2. If the functionality does not need data persisting the function call,
there is clearly a "best" implementation (no need to override), no
configuration data (as opposed to the obvious parameters), and no clear
"object" (or rather, a class) to attach the the functionality, a static
method can be the most intuitive design. The Java library has examples,
like j.u.Arrays.* and of course Math.*.
Candidates not in the Java library: max(x,y), max(array)
Grey zone: calculate gamma(x) (consider accuracy settings configurable)
Out: matrix inversion (no single "best" algorithm)
> (i.) Are you familiar with the Functors project and is there a
> possibility that they should be considered as the basic design strategy
> or base of implementation for your "Function Object" design?
No. But I consider the UnivariateRealFunction as an avoidable
artefact if Java only had function pointers. However, in this
special case saving data while computing the function value in
order to be used in a followup computation of the derivative at
the same argument would be enough of a reason to introduce the
concept anyway. FORTRAN programs use global data for this purpose,
but then FORTRAN doesn't have threads and more possibilities for
the compiler to watch which part of the code overwrites which data.
> And if there are such cases where static utils are ok in a server
> env when there are significant garbage collection concerns?
I don't think static functions can cause any memory or GC related
problem. If static functions pose a problem, then its typically
an MT related problem, either unsync'd methods (duh!) or blocked
threads. If they don't use any static data, such problems shouldn't
occur.
Further comments:
1 Now there are two root finding frameworks in place. I think this should
be unified.
2 Either derive ConvergenceException from MathException and use it in
BrentSolver and SecantSolver too for indicating convergence problems,
or replace it in or somewhere near Gamma.java with a MathException.

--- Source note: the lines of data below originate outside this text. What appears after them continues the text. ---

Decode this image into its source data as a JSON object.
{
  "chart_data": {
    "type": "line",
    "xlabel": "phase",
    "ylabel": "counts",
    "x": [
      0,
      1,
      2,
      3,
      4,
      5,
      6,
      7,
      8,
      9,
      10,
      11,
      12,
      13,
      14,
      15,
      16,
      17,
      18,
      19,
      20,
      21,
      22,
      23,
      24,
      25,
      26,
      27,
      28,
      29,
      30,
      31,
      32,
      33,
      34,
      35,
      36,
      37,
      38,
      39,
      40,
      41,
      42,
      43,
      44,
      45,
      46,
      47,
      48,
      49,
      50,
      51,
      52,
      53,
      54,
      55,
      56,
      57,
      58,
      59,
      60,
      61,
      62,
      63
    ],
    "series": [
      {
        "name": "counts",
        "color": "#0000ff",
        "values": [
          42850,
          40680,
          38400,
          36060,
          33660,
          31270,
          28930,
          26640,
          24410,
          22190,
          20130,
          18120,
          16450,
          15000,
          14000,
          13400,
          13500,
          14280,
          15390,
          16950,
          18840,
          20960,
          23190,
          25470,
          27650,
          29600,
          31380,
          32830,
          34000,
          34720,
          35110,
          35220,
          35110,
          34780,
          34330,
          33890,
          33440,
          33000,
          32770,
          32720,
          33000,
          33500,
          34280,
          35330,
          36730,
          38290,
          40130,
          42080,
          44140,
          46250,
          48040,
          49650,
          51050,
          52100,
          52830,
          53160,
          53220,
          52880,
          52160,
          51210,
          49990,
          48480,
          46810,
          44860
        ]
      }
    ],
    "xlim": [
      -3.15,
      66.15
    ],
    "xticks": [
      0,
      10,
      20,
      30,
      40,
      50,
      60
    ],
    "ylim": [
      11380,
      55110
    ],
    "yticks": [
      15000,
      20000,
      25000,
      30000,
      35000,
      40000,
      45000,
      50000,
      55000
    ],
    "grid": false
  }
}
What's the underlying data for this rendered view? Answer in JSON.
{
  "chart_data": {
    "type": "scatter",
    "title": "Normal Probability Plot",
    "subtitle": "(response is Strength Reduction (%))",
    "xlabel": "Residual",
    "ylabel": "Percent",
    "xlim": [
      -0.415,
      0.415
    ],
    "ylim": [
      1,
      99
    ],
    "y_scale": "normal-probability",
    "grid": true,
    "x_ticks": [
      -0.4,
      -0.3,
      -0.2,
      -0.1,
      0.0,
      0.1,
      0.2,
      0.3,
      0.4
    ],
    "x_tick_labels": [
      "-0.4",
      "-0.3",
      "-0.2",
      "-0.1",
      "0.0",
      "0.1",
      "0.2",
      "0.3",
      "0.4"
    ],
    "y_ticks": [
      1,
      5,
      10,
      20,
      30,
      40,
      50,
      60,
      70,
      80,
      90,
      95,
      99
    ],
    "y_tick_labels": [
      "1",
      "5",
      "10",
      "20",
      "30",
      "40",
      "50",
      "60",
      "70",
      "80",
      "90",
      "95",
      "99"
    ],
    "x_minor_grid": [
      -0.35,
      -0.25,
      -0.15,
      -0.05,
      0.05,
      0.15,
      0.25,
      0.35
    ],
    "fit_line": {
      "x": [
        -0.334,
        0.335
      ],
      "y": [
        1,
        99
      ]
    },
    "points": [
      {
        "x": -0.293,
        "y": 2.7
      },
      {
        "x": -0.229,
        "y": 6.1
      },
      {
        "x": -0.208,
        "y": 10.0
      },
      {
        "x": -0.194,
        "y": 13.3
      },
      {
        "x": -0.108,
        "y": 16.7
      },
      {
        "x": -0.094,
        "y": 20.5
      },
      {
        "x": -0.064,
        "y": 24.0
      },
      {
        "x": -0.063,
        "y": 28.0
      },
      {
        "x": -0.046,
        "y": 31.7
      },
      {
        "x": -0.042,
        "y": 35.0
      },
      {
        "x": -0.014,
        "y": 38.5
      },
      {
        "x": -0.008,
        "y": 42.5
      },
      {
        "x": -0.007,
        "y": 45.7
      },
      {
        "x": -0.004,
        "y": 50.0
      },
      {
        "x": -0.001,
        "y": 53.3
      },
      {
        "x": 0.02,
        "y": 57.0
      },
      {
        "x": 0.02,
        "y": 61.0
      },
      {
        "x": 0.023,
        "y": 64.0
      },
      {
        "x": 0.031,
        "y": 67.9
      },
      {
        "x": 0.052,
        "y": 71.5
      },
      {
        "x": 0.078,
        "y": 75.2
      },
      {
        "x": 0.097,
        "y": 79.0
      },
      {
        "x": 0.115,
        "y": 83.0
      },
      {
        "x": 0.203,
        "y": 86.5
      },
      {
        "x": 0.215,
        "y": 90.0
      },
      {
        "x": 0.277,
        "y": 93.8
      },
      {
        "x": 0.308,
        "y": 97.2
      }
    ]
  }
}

3 Both MathException and ConvergenceException don't compile on Java 1.3
and nobody noticed. This is ugly: we could
 implement the recursive exception mechanisms in MathException, as
everybody else does, or
 get such an implementation from elsewhere
(commonsrecursiveexception? :),
 conditionally compile something, probably making a JDK 1.4 compiled
commonsmath.jar incompatible with JRE 1.3
 remove the constructors with recursive throwables, as they aren't
yet used anyway.
4 LU composition and equation system solvers should be put in a separate
class, similar to root finders. RealMatrix should only hold data and
provide arithmetic. It may be necessary to have an additional object
for holding the LUdata as a result of the decomposition algorithm.
a static function can provide a simple interface to solving equation
systems using default algorithms, the same way it is done in the root
solving framework.
5 Static functions for calculating higher moments for arrays are unwise,
because the array is repeatedly scanned if several moments are to be
computed. This should be encapsulated in an object which can hold already
computed results across invocations of different calculating routines.
6 Factorials and binominal coefficients are classical classroom examples,
but I never saw them in any real world implementation of a numerical
algorithm. Well, with the possible exception of number theory related
stuff. In fact, encountering these is usually an indication that the
algorithm could be sped up by at least an order of magnitude.